"Badges! We don't need no stinking badges!" I added the above Flickr Badge to my Facebook fan page today. I was trying to figure out a way to make a widget so that those of you who'd want to would be able to share a mini-slideshow of my work on your site or profile or whatever.
I'm a little famooshed this morning after trying a bunch of new things with my online stuff. Stuff. What else do you call it? Presence? Accounts? Profiles? Social Media?
There's Facebook which has a fan page and my personal account with friends and family. There's Twitter with followers. And there's Flickr with contacts. Each site, each environment requires a different approach. Subtle, but different. All try to do the same thing, engage and connect with music lovers and artsy people, yet...

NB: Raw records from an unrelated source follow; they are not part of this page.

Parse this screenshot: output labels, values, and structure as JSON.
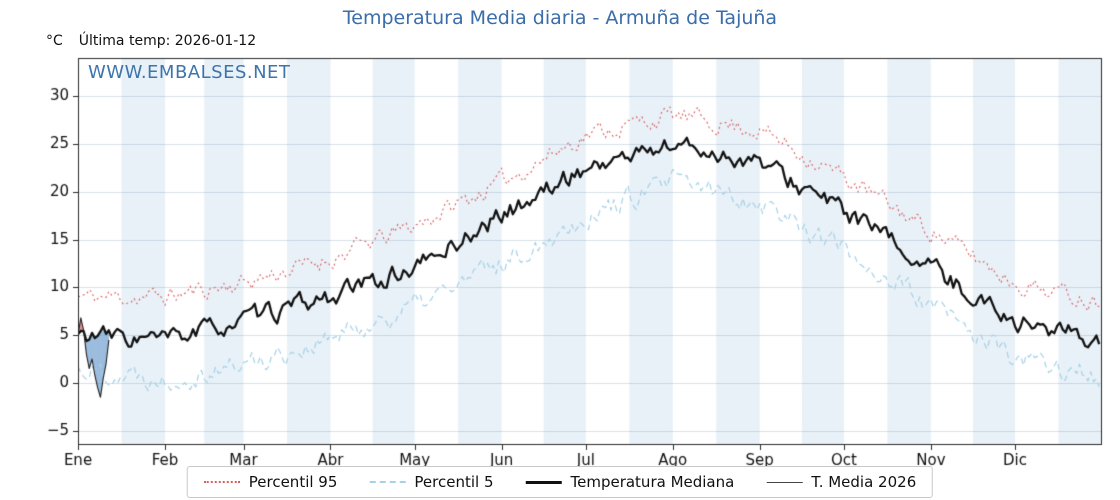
{
  "title": "Temperatura Media diaria - Armuña de Tajuña",
  "y_axis_unit": "°C",
  "last_temp_label": "Última temp: 2026-01-12",
  "watermark": "WWW.EMBALSES.NET",
  "colors": {
    "title": "#3a6da9",
    "watermark": "#3d74ad",
    "frame": "#2a2a2a",
    "band": "#e8f1f8",
    "grid": "rgba(140,165,190,0.35)",
    "p95": "#d95f5f",
    "p5": "#a6d1e6",
    "median": "#111111",
    "t2026": "#222222"
  },
  "legend": [
    {
      "label": "Percentil 95",
      "style": "dotted",
      "color": "#d95f5f",
      "width": 2
    },
    {
      "label": "Percentil 5",
      "style": "dashed",
      "color": "#a6d1e6",
      "width": 2
    },
    {
      "label": "Temperatura Mediana",
      "style": "solid",
      "color": "#111111",
      "width": 3
    },
    {
      "label": "T. Media 2026",
      "style": "solid",
      "color": "#444444",
      "width": 1
    }
  ],
  "chart_data": {
    "type": "line",
    "title": "Temperatura Media diaria - Armuña de Tajuña",
    "xlabel": "",
    "ylabel": "°C",
    "x_tick_labels": [
      "Ene",
      "Feb",
      "Mar",
      "Abr",
      "May",
      "Jun",
      "Jul",
      "Ago",
      "Sep",
      "Oct",
      "Nov",
      "Dic"
    ],
    "month_start_days": [
      0,
      31,
      59,
      90,
      120,
      151,
      181,
      212,
      243,
      273,
      304,
      334,
      365
    ],
    "y_ticks": [
      -5,
      0,
      5,
      10,
      15,
      20,
      25,
      30
    ],
    "ylim": [
      -6.5,
      34
    ],
    "grid": true,
    "legend_position": "bottom",
    "series": [
      {
        "name": "Percentil 95",
        "kind": "anchors",
        "values_at_month_starts": [
          9.0,
          9.0,
          10.5,
          13.0,
          16.5,
          21.0,
          26.0,
          28.0,
          26.5,
          21.5,
          16.0,
          10.5,
          8.5
        ],
        "noise": 1.0,
        "seed": 11
      },
      {
        "name": "Percentil 5",
        "kind": "anchors",
        "values_at_month_starts": [
          1.5,
          0.5,
          2.0,
          4.5,
          8.0,
          12.5,
          17.5,
          21.0,
          19.0,
          14.0,
          8.0,
          2.5,
          0.5
        ],
        "noise": 1.2,
        "seed": 22
      },
      {
        "name": "Temperatura Mediana",
        "kind": "anchors",
        "values_at_month_starts": [
          5.0,
          4.5,
          6.5,
          9.0,
          12.0,
          17.5,
          22.5,
          25.0,
          23.0,
          18.0,
          12.0,
          6.5,
          4.5
        ],
        "noise": 1.0,
        "seed": 33
      },
      {
        "name": "T. Media 2026",
        "kind": "daily",
        "start_day": 0,
        "values": [
          5.0,
          6.8,
          5.5,
          3.0,
          1.5,
          2.5,
          0.8,
          -0.5,
          -1.5,
          0.5,
          2.0,
          4.5
        ]
      }
    ],
    "fill_above_color": "rgba(200,70,70,0.75)",
    "fill_below_color": "rgba(100,150,205,0.85)"
  }
}
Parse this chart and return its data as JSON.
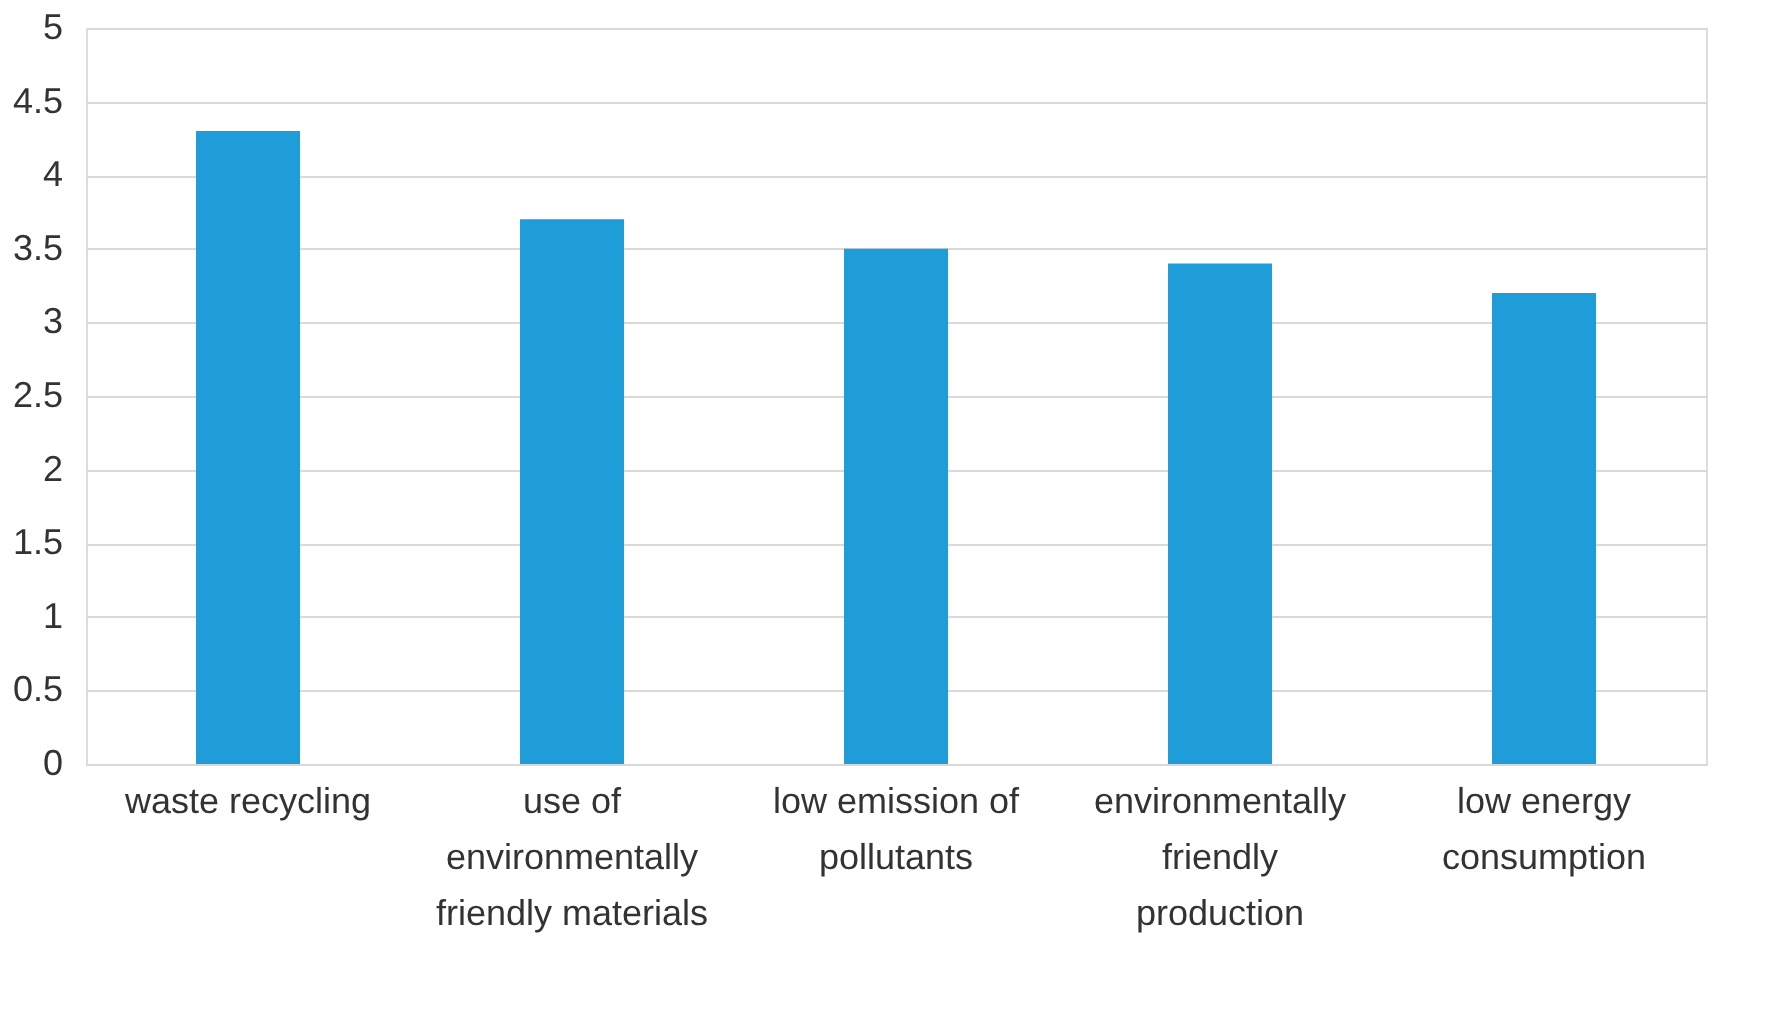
{
  "chart_data": {
    "type": "bar",
    "categories": [
      "waste recycling",
      "use of environmentally friendly materials",
      "low emission of pollutants",
      "environmentally friendly production",
      "low energy consumption"
    ],
    "values": [
      4.3,
      3.7,
      3.5,
      3.4,
      3.2
    ],
    "color": "#1e9dd8",
    "ylim": [
      0,
      5
    ],
    "yticks": [
      0,
      0.5,
      1,
      1.5,
      2,
      2.5,
      3,
      3.5,
      4,
      4.5,
      5
    ],
    "grid": "y"
  }
}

Flickr is the simplest. Upload images, add tags and description, add to relevant groups. The strange thing is though that I get more random connections there. People just interested in art. A lot of street artists. I only communicate with them there for some reason. News about vinyl art shows usually ends up there first.
On Twitter, it's more about sharing ideas and people and links related to my art, but not my art directly so much. Followers seem to like big news, like being featured on Playboy, but the better updates are the ones that show who I am as an artist. I like architecture, this architect, these buildings. I came up with this saying on my way to lunch today. I like this lyric from this band I really like. There's this other cool guy here who does this neat artwork. That kind of thing. There is the ability to send messages, but users seem mostly to add images as favorites and occasionally leave public comments.
On Facebook, my fan page is solely news in various forms about my art. This is the charity event to which I donated pieces. Here is the video clip in which Mike Love signs my piece of him for DLFTV. This is the show in London to which I've submitted pieces. Those kinds of things. There is the ability to have discussions, but users seem to pay attention to fan pages more as a news feed with feedback.
Then, also on Facebook, my personal account is, well, more personal. Still about my art but mostly family and old friends and new ones I've made online. The updates are rarer there, as I figure most other stuff besides news about Abbey Grace is too mundane. I do go back and forth in comments more though, with multiple people joining in briefly.
And that's been the most complex part, figuring out where the conversation works the best. Since email seems to be fading, for whatever reason, and is being replaced by all these social sites, where do you find it the easiest to participate in discussions? The most comfortable?
No, really. I'm asking you. Where?
Peace.
2 comments:
Facebook and Twitter seem to be the best. Does anyone even log onto their myspace account anymore?
They're definitely the most popular. But how do you use them differently? Where do you participate more?